In one household with a family of four (a mother, father and two children), the father worked as a casual labourer for a textile factory. As a result of the lockdown, he lost his job and does not qualify for UIF. The family went from relying on his income plus two CSGs, to having the two grants as the only source of income. His unemployed wife is unable to claim for the SROD because she is already a recipient of the CSG on behalf of her children. Thus, based on the two CSGs, the total monthly income for this family will likely be about R1,380 from June, a decrease of R100 from the previous month.

Caregivers interviewed suggested that CSG recipients should be further supported with regular and reliable non-cash assistance in the form of food vouchers and/or food parcels. None of the participants in the study had received food parcels from government.

Although small food parcels have been received by some primary caregivers from NGOS and from children attending ECD centres, community members are unclear about the eligibility criteria and the procedure for receiving SASSA food parcels.

Access to routine healthcare services during lockdown is difficult for individuals with chronic illnesses and those needing family planning and vaccinations for children.

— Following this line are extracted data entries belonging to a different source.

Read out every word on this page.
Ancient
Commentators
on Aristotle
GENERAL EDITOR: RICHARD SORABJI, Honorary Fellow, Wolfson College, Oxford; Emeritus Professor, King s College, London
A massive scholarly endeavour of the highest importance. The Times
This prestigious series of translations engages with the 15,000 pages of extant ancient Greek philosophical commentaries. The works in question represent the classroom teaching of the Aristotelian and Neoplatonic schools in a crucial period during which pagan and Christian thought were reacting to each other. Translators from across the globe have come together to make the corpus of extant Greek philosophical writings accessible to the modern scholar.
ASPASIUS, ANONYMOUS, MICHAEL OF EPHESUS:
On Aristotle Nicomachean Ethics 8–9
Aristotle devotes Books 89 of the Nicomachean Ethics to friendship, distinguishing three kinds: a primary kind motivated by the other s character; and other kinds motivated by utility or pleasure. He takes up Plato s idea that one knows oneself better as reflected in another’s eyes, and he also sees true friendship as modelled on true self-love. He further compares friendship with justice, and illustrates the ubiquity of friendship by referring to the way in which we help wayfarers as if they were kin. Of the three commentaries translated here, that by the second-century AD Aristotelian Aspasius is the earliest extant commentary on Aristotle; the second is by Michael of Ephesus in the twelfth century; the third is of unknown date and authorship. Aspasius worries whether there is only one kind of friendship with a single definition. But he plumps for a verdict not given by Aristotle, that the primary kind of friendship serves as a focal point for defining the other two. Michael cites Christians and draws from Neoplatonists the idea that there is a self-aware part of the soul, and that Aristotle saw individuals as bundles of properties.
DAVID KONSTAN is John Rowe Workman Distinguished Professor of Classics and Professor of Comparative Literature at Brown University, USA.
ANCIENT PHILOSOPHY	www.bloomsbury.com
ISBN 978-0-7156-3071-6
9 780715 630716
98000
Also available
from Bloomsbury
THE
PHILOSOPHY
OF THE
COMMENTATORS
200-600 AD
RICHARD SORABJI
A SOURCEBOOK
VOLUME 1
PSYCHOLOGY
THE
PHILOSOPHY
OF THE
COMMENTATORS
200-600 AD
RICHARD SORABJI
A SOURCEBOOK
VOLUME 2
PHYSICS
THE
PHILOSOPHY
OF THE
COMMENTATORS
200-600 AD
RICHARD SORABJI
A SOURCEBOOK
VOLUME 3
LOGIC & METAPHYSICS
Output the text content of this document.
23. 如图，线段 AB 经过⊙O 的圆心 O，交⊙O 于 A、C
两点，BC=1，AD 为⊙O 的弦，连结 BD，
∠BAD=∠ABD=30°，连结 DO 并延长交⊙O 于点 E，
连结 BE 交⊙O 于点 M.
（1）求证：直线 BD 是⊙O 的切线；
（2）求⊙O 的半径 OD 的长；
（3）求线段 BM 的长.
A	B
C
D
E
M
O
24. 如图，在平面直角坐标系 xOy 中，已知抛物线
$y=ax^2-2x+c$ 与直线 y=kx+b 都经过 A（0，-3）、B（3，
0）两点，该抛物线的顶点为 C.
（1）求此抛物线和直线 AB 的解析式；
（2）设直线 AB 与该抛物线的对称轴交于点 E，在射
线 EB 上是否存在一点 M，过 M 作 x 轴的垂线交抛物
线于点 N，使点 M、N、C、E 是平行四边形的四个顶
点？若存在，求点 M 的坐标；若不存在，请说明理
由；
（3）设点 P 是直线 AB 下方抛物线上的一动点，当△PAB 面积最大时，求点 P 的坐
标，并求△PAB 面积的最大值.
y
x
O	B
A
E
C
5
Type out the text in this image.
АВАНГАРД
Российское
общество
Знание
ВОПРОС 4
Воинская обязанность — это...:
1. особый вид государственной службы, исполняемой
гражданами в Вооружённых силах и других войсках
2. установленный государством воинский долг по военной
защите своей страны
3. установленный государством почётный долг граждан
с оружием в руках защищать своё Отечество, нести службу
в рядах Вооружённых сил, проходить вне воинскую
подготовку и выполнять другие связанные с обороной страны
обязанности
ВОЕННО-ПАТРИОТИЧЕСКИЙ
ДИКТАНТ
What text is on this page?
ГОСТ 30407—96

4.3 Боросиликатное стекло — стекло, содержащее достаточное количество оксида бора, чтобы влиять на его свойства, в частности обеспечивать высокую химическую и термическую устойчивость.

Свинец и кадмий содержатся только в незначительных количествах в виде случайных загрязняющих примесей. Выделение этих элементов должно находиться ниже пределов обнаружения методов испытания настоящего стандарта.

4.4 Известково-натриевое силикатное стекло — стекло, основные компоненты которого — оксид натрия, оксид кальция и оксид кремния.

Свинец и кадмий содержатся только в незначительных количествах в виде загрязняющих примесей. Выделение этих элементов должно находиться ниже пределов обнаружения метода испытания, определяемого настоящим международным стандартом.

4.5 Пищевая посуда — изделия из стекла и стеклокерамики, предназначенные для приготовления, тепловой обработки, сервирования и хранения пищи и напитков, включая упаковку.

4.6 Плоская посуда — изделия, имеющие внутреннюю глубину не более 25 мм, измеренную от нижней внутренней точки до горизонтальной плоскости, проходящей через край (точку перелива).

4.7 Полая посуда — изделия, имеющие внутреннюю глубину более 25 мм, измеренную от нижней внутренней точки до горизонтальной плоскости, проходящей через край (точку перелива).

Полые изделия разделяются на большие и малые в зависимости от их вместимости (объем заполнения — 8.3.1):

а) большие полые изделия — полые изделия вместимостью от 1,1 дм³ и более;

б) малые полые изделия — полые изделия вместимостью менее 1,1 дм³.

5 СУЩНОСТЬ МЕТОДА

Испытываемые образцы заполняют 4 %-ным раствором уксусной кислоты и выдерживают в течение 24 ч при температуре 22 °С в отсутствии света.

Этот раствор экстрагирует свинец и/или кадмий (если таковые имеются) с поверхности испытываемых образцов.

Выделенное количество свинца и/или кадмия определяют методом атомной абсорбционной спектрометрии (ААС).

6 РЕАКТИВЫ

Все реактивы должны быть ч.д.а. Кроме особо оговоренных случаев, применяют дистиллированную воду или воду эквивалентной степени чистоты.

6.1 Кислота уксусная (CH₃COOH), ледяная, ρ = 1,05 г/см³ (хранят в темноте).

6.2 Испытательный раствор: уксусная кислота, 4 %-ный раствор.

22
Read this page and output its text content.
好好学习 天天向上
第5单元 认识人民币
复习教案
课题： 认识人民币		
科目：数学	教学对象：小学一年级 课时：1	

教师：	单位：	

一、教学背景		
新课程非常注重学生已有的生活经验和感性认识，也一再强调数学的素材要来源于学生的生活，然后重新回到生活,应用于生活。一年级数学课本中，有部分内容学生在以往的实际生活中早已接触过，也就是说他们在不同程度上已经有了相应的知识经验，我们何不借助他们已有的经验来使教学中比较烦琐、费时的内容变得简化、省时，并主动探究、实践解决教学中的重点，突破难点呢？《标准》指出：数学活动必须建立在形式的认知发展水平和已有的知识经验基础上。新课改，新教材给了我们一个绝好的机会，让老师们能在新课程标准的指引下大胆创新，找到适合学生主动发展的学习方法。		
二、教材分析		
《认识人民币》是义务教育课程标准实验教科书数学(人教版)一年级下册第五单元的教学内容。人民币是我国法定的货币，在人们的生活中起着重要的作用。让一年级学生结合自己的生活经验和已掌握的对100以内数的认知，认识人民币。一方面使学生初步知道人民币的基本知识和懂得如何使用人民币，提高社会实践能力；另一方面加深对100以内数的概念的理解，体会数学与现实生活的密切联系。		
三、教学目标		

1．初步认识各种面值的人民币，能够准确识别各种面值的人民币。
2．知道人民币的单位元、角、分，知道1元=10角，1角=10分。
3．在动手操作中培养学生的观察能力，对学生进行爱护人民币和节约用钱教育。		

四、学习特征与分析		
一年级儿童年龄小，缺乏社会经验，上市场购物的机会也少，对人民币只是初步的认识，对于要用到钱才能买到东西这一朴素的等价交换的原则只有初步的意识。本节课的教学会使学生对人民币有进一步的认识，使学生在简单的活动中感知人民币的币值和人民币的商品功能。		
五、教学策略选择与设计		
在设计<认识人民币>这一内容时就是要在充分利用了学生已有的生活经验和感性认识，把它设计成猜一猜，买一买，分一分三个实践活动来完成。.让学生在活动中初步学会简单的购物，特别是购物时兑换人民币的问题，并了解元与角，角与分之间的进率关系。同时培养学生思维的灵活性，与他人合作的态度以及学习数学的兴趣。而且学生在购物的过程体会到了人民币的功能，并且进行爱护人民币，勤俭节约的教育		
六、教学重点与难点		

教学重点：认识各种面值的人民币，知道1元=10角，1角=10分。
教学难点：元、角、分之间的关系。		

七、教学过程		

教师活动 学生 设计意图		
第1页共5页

Participants have reported that clinics are only allowing the collection of chronic medications and are not providing GP or routine check-up services “unless you are seriously ill”.

Some people are afraid to go to the clinic for fear of being infected with Covid-19, or of being harassed by the police on the way to or from health facilities. This has important implications for the management of chronic illnesses and the provision of preventive healthcare services during Covid-19.

It is going to take more than a small increase in social grants – however welcome they are – to mitigate the short and long-term impacts of Covid-19 on poor households, with and without children.

If government is serious about the poor receiving social grants, it is going to take a multi-sectoral response that ensures an increase in cash and non-cash resources to poor households and children; continuity of access to routine healthcare services so that the flattening of the curve is not at the expense of gains made in survival of children through preventive health services including immunisation; and improved access to basic services, including adequate shelter, water and sanitation services. DM

Doctors Wanga Zembe-Mkabile, Vundli Ramokolo and Tanya Doherty are researchers in the Health Systems Research Unit of the SA Medical Research Council.